I got frustrated with the lack of a Lojban text to speech voice for Festival last night, so I put one together. It took a bit of research, but I've grown to like Festival's engine. It's all lisp with a C++ core. As Lojban has an entirely phonetic textual representation, it was easy to hack together a phoneme mapping an existing diphone collection for Lojban. (in other words, I didn't have to record myself speaking to make it go).
In stopping by the Lojban IRC channel, I found out that someone has recorded some diphones for Lojban (albeit with a French accent). Best yet, the recordings are indexed by phoneme-pair. With a bit of work (listening to 1186 wav files and labeling where the key parts of the waveform are) we can have a Lojban text-to-speech that's got its own voice! Of course, I don't have this much time to spend on such, but who knows. Maybe my 16h of bus riding will prove to be productive.
Well, I've finally put together an avi of an old project I started 4-5 years ago. The output is viewable here (high quality or low quality). It's fairly short, about 40 seconds, but took quite awhile to render (a few days). Of course, this is on one 900MHz machine and in Wine, so performance is not to be expected. Also check out one of the stills I put together a few days ago.
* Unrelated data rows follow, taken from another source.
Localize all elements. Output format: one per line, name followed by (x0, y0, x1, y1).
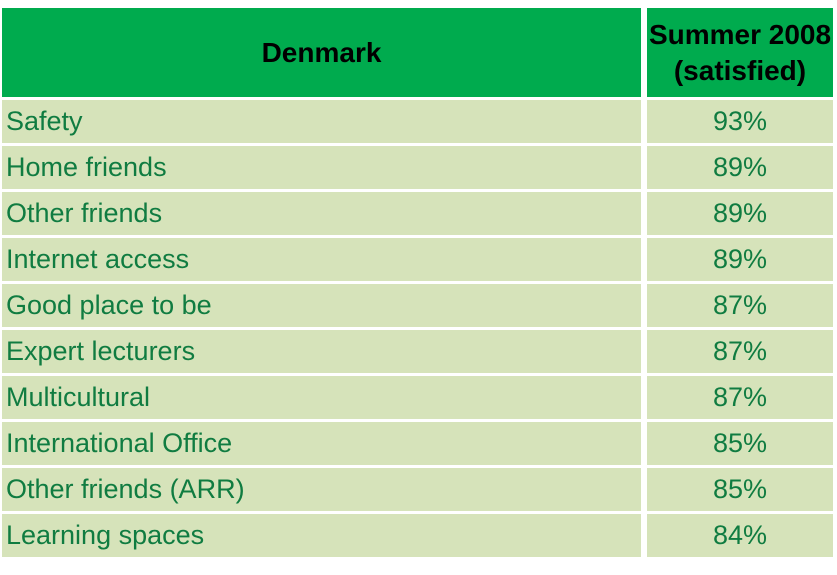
row-value-other-friends: 89% (647, 192, 833, 235)
row-value-home-friends: 89% (647, 146, 833, 189)
row-label-multicultural: Multicultural (2, 376, 641, 419)
row-value-international-office: 85% (647, 422, 833, 465)
column-header-period: Summer 2008 (satisfied) (649, 17, 831, 89)
satisfaction-table: Denmark Summer 2008 (satisfied) Safety 9… (2, 8, 833, 557)
row-value-safety: 93% (647, 100, 833, 143)
row-value-multicultural: 87% (647, 376, 833, 419)
header-cell-country: Denmark (2, 8, 641, 97)
table-title: Denmark (261, 36, 382, 68)
header-cell-period: Summer 2008 (satisfied) (647, 8, 833, 97)
row-value-internet-access: 89% (647, 238, 833, 281)
period-line2: (satisfied) (673, 54, 807, 86)
period-line1: Summer 2008 (648, 18, 832, 50)
row-value-learning-spaces: 84% (647, 514, 833, 557)
row-label-learning-spaces: Learning spaces (2, 514, 641, 557)
row-label-expert-lecturers: Expert lecturers (2, 330, 641, 373)
row-label-other-friends-arr: Other friends (ARR) (2, 468, 641, 511)
row-label-good-place-to-be: Good place to be (2, 284, 641, 327)
row-label-home-friends: Home friends (2, 146, 641, 189)
row-label-internet-access: Internet access (2, 238, 641, 281)
row-value-other-friends-arr: 85% (647, 468, 833, 511)
row-value-expert-lecturers: 87% (647, 330, 833, 373)
row-label-international-office: International Office (2, 422, 641, 465)
row-label-other-friends: Other friends (2, 192, 641, 235)
row-label-safety: Safety (2, 100, 641, 143)
row-value-good-place-to-be: 87% (647, 284, 833, 327)
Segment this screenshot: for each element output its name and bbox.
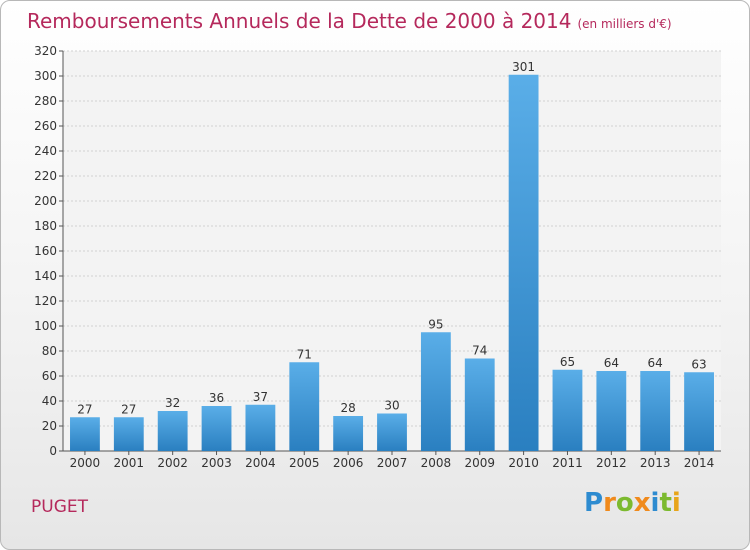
y-tick-label: 120 [34,294,57,308]
x-tick-label: 2004 [245,456,276,470]
bar [684,372,714,451]
x-tick-label: 2011 [552,456,583,470]
y-tick-label: 240 [34,144,57,158]
data-label: 64 [604,356,619,370]
x-tick-label: 2005 [289,456,320,470]
data-label: 27 [77,402,92,416]
x-tick-label: 2013 [640,456,671,470]
y-tick-label: 220 [34,169,57,183]
y-tick-label: 40 [42,394,57,408]
data-label: 95 [428,317,443,331]
y-tick-label: 0 [49,444,57,458]
bar [640,371,671,451]
y-tick-label: 200 [34,194,57,208]
bar [289,362,320,451]
y-tick-label: 320 [34,44,57,58]
data-label: 65 [560,355,575,369]
bar [113,417,144,451]
proxiti-logo: Proxiti [584,488,681,518]
y-tick-label: 280 [34,94,57,108]
bar [333,416,364,451]
y-tick-label: 180 [34,219,57,233]
y-tick-label: 20 [42,419,57,433]
data-label: 32 [165,396,180,410]
y-tick-label: 260 [34,119,57,133]
bar [70,417,100,451]
chart-subtitle: (en milliers d'€) [577,17,672,31]
data-label: 27 [121,402,136,416]
data-label: 301 [512,60,535,74]
data-label: 74 [472,344,487,358]
data-label: 71 [297,347,312,361]
y-tick-label: 300 [34,69,57,83]
commune-name: PUGET [31,497,88,517]
data-label: 28 [340,401,355,415]
x-tick-label: 2002 [157,456,188,470]
data-label: 64 [648,356,663,370]
x-tick-label: 2006 [333,456,364,470]
y-tick-label: 80 [42,344,57,358]
x-tick-label: 2001 [114,456,145,470]
x-tick-label: 2000 [70,456,101,470]
bar [420,332,451,451]
x-tick-label: 2014 [684,456,715,470]
y-tick-label: 160 [34,244,57,258]
data-label: 37 [253,390,268,404]
bar [377,413,407,451]
bar [552,369,583,451]
bar [464,358,495,451]
chart-title: Remboursements Annuels de la Dette de 20… [27,9,672,33]
y-tick-label: 100 [34,319,57,333]
x-tick-label: 2003 [201,456,232,470]
x-tick-label: 2009 [464,456,495,470]
bar [508,74,539,451]
bar [201,406,232,451]
x-tick-label: 2008 [421,456,452,470]
bar [596,371,627,451]
x-tick-label: 2007 [377,456,408,470]
x-tick-label: 2010 [508,456,539,470]
x-tick-label: 2012 [596,456,627,470]
y-tick-label: 60 [42,369,57,383]
bar [245,404,276,451]
data-label: 30 [384,399,399,413]
bar [157,411,188,451]
data-label: 36 [209,391,224,405]
data-label: 63 [691,357,706,371]
y-tick-label: 140 [34,269,57,283]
In reading through the lastest Wired, I came across an
übergeeky product.
It reminds me of a very toned down version of my childhood fantasies of my
ultimate throne
room. Aww yeah. I'm now re-rendering the animation that still went with, as I've finally got the disk space to store all hundreds of TGA files. It should be available as an mpeg someday soon.
I've also been playing around with Apache::Gallery for my photo collection. I had to tweak the code a little bit and the templates a lot, but I think I'm quite fond of the results. The dynamic resizing is really handy. If I ever get around to it, I'll hack it so that it will respect Exif orientation tags.
Way back in elementary school, in what must have been chorus, I learned one of my favorite songs. It's a simple, beautiful song: goodnight in many different languages. I've finally found it, it's called Dreams of Harmony
by Joanne Hammil. Here is an encoded version of the lyrics:
Good night, bonne nuit, お休みなさい,
buenas noches, lala salama, 晚安,
Спокойной ночи, Gute Nacht, לילת טוב.Where ever you rest your head tonight
we are all one family, let's hold tight
and fill the world with dreams of harmony tonight.
Except for the Swahili (which I can't find any encodings for) the above should be correct in the language's native characters. Mouse-over to see the phonetic pronunciation.
Title credits to A. Katsaris.
Primecard has finally paid me! As soon as I manage to get my final pay check deposited, I'll officially be non-broke for at least a good 45 minutes until I start writing checks for people I borrowed money from. It will be a good 45 minutes though, that's for sure.
I've been spending a bit of time organizing stuff. I've mostly gone through my SME RC and photos directories. I've finally put all my scripts into CVS so I can keep all my systems (µ, xxv, warehaüs[well, that's not entirely mine], and spot) up to date. Best yet, I've actually done some code cleanups so that there's no more site-specific paths in the source. Lastly, I spent a few hours poking at some scripts to clean up the music on bfg. I also categorized a bunch of directories; we now have a yé-yé category (at least it's not yet another artist put in "rock"). All in all, things are running much more smoothly.
Stuff with Amethystmoon and myself is odd. I think I'm beginning to understand what good friendship really is and precisely how frustrating relationships can become when 400 miles are placed in the middle of them.
Someone definitely needs to invent sky-hooks.